VRRP, Virtual Router Redundancy Protocol

Virtual Router Redundancy Protocol (VRRP)

VRRP Introduction

There are a number of methods that an end-host can use to determine its first hop router towards a particular IP destination. These include running (or snooping) a dynamic routing protocol such as RIP or OSPF, running an ICMP router discovery client or using a statically configured default route. Running a dynamic routing protocol on every end-host may be infeasible for a number of reasons. Neighbor or router discovery protocols may require active participation by all hosts on a network. The use of a statically configured default route is quite popular; it minimizes configuration and processing overhead on the end-host and is supported by virtually every IP implementation. The Virtual Router Redundancy Protocol (VRRP) is designed to eliminate the single point of failure inherent in the static default routed environment.

VRRP Operation

The usage of default gateway route configuration on hosts (either static or through DHCP) is very common. But this creates a single point of failure. If the default router is down, all end-hosts will be isolated. VRRP is designed to overcome this. The default gateway IP address is owned by one or more "virtual" routers implementing this protocol; only one will be the Master. When Master router goes down, the Backup router takes over as Master and forwards packets from the hosts. The Master virtual router sends periodic VRRP Advertisement messages which are monitored by the Backup routers. As the MAC address associated with an IP address need to be unique, VRRP routers use a special MAC address - Virtual Router MAC address (00-00-5E-00-01-x, where x is the last octet with value between 1 and 255). When a virtual router becomes Master it will broadcast a gratuitous ARP request containing the virtual router MAC address for the associated IP address to "trick" the hosts.

Maintained by Anil Edathara

VRRP - Commonly used values and terms

VRRP IP Multicast Address 224.0.0.18

VRRP IP protocol number 112 (decimal)

VRRP MAC Address 00-00-5E-00-01-{VRID} (in hex in internet standard bit-order)

VRRP Router A router running the Virtual Router Redundancy Protocol. It may participate in one or more virtual routers.

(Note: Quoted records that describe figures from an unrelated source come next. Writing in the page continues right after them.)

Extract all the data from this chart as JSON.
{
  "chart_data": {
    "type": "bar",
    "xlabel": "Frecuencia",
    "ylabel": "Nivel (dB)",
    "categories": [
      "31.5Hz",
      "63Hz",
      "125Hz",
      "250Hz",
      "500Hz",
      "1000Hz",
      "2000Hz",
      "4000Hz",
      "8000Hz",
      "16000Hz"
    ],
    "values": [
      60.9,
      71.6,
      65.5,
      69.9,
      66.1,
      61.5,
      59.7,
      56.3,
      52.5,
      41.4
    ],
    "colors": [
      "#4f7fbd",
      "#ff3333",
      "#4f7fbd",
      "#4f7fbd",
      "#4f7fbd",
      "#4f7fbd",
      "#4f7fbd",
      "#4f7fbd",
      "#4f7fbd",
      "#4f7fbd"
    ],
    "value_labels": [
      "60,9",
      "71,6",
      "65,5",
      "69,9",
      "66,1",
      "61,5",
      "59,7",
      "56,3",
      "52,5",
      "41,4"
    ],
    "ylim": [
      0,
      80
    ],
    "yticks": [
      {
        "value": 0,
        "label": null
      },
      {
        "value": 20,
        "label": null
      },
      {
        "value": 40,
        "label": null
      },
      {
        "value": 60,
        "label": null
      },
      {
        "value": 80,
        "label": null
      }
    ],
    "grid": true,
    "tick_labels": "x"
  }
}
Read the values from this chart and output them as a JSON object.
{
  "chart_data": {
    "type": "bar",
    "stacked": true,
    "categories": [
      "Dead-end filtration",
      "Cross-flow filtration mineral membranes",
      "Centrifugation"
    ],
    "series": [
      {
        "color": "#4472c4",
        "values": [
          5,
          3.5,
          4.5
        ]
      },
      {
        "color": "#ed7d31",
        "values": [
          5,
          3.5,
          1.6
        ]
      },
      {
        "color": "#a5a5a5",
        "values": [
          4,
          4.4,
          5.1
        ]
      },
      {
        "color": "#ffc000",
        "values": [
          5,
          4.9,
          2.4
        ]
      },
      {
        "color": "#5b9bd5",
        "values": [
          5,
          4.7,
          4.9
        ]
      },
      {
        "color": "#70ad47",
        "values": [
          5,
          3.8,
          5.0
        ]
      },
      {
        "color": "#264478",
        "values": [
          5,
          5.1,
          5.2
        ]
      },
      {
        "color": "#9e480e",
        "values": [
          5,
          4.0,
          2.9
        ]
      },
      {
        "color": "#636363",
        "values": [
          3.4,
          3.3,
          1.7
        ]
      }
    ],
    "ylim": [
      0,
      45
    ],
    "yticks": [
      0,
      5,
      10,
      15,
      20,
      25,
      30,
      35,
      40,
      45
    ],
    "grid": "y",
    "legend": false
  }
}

Virtual Router An abstract object managed by VRRP that acts as a default router for hosts on a shared LAN. It consists of a Virtual Router Identifier and a set of associated IP address(es) across a common LAN. A VRRP Router may backup one or more virtual routers.

IP Address Owner The VRRP router that has the virtual router's IP address(es) as real interface address(es). This is the router that, when up, will respond to packets addressed to one of these IP addresses for ICMP pings, TCP connections, etc.

Primary IP Address An IP address selected from the set of real interface addresses. One possible selection algorithm is to always select the first address. VRRP advertisements are always sent using the primary IP address as the source of the IP packet.

Virtual Router Master The VRRP router that is assuming the responsibility of forwarding packets sent to the IP address(es) associated with the virtual router, and answering ARP requests for these IP addresses. Note that if the IP address owner is available, then it will always become the Master.

Virtual Router Backup The set of VRRP routers available to assume forwarding responsibility for a virtual router should the current Master fail.

Virtual Router ID (VRID) The Virtual Router Identifier (VRID) field of the VRRP packet identifies the virtual router this packet is reporting status for. Configurable item in the range 1-255 (decimal).

Priority The priority field of the VRRP packet specifies the sending VRRP router's priority for the virtual router. Higher values equal higher priority. This field is an 8 bit unsigned integer field. The priority value for the VRRP router that owns the IP address(es) associated with the virtual router MUST be 255 (decimal).VRRP routers backing up a virtual router MUST use priority values between 1-254 (decimal). The default priority value for VRRP routers backing up a virtual router is 100 (decimal).